Tuesday, May 15, 2012
Confessions of a Tanorexic
When the American Medical Association released the results of Warthan, Uchida, and Wagner's UV Light Tanning as a Type of Substance-Related Disorder, I felt vindicated. I always knew there was more going on both physically and psychologically when I sought out the sun. Now I had evidence. Tanning can be an addiction.
My childhood summers were spent outdoors before SPFs and basal became part of our vernacular. I'd begin the season with a severe burn or two that eventually became a dark tan. I loved being tan, I loved the sunshine. One spring break in Florida I acquired a sunburn so acute that blisters formed on my face and hallucinations sent me to the emergency room. But the burn eventually turned into a tan, and I was back in the sun as soon as summer arrived in Minnesota.
When I discovered tanning beds my habit got out of control. Half an hour in a tanning booth gave me a faster high than a day in the sun: it was efficient. I found salons where the workers gave me additional minutes in the beds if there were no other customers waiting. I'd hit one salon in the morning and another in the afternoon.
After a few hours in the sun or half an hour in a tanning bed I feel ten pounds thinner and ten years younger. Tanning gives me a euphoria that helps me to understand drug addiction.
After years of living to tan and tanning to live, twelve years ago I quit cold turkey. The withdrawals were horrible. The mind games began in late winter. Friends returned from vacations with that intoxicating bronze bloom. Gloomy February taunted me and the tanning booths called my name. I tried every self-tanner product available, probably spending more on ointments that turned me orange than I ever did on dual tanning salon memberships.
I blamed my ten years without the sun for weight gain and loss of self-esteem. When I saw the tanned youths of summer I felt sad and old and pasty. I faced ten springs and summers trying to convince myself that no one would have to know if I took one short visit to the tanning salon. But I knew one visit would turn into the one or two visits per day of my youth. Endless aching pursuit of darker skin would eventually paralyze me and I'd find myself struggling again with an inability to function on a sunny day unless I was sprawled out in my bikini on a blanket in the sun.
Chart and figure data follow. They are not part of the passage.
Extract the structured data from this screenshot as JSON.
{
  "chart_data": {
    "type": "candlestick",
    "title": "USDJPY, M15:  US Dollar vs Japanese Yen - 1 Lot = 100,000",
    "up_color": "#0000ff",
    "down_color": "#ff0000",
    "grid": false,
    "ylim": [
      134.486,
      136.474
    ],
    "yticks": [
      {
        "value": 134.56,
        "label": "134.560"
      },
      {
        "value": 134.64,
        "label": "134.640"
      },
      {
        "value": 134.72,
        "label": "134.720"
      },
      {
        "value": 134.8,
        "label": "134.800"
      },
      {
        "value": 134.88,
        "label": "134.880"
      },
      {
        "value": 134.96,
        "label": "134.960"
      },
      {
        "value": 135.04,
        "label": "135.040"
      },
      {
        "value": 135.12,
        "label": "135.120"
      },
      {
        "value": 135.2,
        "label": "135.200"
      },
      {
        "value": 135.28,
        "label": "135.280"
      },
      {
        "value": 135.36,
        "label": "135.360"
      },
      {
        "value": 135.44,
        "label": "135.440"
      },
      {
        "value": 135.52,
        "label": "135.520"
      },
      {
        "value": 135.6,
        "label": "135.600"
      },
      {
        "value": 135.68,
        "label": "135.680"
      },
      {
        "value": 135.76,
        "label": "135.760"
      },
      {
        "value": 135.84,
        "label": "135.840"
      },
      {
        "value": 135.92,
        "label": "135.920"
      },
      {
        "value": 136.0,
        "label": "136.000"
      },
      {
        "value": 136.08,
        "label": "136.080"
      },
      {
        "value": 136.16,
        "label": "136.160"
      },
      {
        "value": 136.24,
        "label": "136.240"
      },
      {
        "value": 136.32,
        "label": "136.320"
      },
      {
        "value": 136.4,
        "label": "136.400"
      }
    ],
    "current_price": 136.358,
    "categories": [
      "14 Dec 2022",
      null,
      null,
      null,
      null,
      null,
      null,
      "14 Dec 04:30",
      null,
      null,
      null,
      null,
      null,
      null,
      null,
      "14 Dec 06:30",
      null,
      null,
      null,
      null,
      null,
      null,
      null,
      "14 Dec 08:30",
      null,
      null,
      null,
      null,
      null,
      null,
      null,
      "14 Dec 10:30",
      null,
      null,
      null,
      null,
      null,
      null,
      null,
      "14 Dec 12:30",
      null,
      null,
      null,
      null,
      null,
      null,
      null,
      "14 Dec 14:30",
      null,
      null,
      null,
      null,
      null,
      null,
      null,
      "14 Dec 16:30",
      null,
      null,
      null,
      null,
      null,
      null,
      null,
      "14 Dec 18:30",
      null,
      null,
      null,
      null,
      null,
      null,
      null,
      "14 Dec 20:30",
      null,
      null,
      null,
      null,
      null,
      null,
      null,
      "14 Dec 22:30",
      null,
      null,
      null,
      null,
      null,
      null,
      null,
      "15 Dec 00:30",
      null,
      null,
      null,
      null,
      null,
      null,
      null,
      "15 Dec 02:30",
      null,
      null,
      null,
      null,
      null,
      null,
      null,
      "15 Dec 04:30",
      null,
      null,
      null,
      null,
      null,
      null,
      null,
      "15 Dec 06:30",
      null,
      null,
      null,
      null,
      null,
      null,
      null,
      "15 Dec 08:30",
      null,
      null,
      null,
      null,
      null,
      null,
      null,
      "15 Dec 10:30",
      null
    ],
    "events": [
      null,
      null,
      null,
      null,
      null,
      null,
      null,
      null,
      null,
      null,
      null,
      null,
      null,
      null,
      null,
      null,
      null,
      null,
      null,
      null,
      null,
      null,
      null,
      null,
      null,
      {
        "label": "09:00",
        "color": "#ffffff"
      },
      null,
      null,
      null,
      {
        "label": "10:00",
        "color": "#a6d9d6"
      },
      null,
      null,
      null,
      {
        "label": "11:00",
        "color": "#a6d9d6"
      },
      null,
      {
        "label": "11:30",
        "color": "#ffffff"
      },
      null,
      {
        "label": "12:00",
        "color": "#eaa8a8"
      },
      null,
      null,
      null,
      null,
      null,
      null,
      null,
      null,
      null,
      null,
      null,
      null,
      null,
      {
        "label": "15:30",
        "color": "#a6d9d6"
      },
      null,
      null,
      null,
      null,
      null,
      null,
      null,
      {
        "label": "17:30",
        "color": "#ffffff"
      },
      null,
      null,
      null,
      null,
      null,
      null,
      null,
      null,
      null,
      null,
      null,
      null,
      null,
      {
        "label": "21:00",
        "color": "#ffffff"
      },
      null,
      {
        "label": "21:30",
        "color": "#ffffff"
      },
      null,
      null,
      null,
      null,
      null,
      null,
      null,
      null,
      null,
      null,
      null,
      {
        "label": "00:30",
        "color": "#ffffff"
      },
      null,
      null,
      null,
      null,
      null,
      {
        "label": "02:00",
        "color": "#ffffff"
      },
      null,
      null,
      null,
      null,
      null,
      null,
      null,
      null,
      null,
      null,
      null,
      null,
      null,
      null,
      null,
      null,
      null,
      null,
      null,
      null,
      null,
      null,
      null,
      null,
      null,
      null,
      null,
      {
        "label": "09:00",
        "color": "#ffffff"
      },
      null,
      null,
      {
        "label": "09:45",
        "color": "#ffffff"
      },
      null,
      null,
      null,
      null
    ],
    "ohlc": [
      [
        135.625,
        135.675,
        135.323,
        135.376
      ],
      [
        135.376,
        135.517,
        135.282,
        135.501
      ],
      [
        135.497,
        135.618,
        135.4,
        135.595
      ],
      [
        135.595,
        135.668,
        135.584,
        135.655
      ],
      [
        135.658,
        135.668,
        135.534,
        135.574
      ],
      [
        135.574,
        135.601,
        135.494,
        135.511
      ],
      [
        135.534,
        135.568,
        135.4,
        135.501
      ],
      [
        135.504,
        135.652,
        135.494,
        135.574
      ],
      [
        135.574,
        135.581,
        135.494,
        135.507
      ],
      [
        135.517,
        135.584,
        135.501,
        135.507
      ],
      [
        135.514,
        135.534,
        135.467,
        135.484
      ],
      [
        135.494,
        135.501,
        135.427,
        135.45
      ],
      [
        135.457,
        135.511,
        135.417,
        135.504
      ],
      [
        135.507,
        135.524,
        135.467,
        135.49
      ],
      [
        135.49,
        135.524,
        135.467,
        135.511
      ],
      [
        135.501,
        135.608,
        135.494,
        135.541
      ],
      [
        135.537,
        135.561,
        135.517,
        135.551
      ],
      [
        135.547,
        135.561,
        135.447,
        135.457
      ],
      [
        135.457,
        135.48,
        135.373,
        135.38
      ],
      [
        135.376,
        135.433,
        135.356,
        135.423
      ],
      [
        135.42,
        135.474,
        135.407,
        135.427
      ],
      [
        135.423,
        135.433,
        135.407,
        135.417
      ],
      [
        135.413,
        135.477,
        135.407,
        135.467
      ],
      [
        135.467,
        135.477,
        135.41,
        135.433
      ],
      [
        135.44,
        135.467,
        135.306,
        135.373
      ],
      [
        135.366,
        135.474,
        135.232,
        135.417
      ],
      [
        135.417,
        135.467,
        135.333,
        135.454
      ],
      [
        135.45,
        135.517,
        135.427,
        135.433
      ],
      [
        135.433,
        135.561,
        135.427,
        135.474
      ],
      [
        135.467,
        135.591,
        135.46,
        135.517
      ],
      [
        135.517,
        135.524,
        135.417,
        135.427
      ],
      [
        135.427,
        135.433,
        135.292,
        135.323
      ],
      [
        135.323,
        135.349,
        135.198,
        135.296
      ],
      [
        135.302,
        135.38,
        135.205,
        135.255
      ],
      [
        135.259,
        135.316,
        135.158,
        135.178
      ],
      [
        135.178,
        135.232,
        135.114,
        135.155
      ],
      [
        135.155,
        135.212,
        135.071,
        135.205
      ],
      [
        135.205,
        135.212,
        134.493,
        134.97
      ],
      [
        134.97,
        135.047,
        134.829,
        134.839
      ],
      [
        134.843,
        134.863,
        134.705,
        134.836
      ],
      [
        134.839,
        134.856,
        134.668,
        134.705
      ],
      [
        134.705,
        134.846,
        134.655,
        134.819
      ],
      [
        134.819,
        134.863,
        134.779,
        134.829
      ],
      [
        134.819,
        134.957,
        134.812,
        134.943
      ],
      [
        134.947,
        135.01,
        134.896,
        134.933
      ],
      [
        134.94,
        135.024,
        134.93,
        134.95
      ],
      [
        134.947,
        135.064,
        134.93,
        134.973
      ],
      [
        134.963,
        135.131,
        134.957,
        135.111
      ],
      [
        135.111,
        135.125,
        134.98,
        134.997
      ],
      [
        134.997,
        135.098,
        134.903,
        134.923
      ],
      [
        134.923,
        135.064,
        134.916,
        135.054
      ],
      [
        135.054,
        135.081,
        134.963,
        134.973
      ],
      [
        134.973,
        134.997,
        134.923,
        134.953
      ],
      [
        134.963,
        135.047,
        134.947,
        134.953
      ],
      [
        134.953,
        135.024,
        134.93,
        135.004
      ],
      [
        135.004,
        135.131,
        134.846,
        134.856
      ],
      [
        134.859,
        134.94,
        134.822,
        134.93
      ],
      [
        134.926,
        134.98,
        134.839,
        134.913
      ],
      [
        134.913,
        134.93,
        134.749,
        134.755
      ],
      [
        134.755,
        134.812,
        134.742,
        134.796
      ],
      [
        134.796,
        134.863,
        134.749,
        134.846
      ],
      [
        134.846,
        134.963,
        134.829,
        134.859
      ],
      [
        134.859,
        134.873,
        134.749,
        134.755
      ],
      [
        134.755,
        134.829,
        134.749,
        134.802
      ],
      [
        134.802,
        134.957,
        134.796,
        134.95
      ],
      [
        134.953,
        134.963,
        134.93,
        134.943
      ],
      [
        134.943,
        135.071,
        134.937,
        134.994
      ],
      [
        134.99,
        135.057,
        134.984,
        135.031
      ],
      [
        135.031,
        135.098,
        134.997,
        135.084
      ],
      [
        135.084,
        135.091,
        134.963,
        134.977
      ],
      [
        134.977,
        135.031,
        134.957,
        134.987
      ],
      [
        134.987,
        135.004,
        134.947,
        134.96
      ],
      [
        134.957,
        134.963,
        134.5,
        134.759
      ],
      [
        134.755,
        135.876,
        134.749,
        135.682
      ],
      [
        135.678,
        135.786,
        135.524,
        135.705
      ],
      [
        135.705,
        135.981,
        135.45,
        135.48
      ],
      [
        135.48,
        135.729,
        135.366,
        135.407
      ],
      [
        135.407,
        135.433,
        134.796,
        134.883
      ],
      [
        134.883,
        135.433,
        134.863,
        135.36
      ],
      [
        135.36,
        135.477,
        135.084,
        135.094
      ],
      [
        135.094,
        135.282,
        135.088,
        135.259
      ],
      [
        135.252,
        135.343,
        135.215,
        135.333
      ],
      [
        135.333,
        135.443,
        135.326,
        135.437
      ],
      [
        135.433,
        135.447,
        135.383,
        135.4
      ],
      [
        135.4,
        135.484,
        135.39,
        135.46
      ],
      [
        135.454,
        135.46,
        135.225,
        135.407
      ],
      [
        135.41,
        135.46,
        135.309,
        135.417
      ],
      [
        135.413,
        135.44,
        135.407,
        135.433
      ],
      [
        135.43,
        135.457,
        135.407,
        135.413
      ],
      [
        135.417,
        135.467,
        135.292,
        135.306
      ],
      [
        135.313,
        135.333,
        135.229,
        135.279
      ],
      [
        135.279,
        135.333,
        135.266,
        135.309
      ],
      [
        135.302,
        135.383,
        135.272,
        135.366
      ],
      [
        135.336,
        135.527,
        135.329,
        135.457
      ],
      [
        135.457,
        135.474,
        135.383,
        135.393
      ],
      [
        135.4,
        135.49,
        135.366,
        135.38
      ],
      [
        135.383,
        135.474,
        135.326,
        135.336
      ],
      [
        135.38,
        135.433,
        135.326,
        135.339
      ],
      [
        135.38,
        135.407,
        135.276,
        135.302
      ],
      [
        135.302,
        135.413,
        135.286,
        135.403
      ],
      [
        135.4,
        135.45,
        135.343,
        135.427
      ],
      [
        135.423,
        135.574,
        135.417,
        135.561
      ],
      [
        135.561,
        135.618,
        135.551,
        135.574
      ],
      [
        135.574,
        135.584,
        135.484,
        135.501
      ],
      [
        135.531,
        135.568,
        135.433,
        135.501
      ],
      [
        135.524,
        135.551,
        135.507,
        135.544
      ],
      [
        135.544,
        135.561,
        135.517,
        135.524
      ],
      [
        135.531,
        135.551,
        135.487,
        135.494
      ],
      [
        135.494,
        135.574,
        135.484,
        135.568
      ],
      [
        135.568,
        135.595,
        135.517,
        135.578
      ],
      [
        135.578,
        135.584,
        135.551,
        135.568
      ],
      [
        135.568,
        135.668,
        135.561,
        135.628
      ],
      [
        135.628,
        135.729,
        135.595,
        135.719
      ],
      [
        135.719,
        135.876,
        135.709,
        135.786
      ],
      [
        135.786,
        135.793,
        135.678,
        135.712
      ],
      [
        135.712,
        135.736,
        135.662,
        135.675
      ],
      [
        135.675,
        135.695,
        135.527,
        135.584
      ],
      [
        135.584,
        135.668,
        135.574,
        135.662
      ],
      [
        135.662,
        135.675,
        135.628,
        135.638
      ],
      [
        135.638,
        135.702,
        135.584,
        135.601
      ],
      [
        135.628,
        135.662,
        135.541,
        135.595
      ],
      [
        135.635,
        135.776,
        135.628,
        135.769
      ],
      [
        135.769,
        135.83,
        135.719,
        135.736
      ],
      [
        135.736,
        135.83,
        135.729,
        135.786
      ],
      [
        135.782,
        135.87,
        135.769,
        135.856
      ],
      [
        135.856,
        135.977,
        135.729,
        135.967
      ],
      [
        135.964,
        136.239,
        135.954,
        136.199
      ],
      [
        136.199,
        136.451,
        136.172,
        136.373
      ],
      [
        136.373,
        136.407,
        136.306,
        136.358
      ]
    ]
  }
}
Two years ago I met some friends for coffee. The day was warm and bright, and we sat outside for hours. Instinct directs me to face the sun always, and I came away from that coffee break with deep red color on my face, arms, and legs. That night the familiar euphoria of sunburn hit me, and I was back on the tanning horse. I'd sneak away from the office for an extended lunch under the sky, warm skin reaching toward the sun while my body felt like it was sinking deep into the grass: the phenomenon of becoming one with the universe. I calibrated my weekend activities according to the patches of sun easing across the backyard.
This year I headed back to the sunshine and happily began turning that familiar brown. Little itchy red bites on my arms had me believing the mosquitoes were ravenous early. Then I read about polymorphic light eruption and realized my body is rejecting my addiction. Polymorphic light eruption is to tanners what emphysema is to smokers (although thankfully not fatal). Not quite cancer, but certainly nature's way of warning us of what may yet occur.
With the orange oompa loompas of reality television, recent controversy over H&M ads, and the Tanning Mom, a new term for tanning addiction has been coined: tanorexia. But that designation feels like a joke, not unlike the reaction many of us had when we first saw Tanning Mom. She is a junkie who needs treatment and instead became a pop culture freak.
The headlines remind me that I haven't beat my addiction. Like any dependency, it will be a lifelong struggle.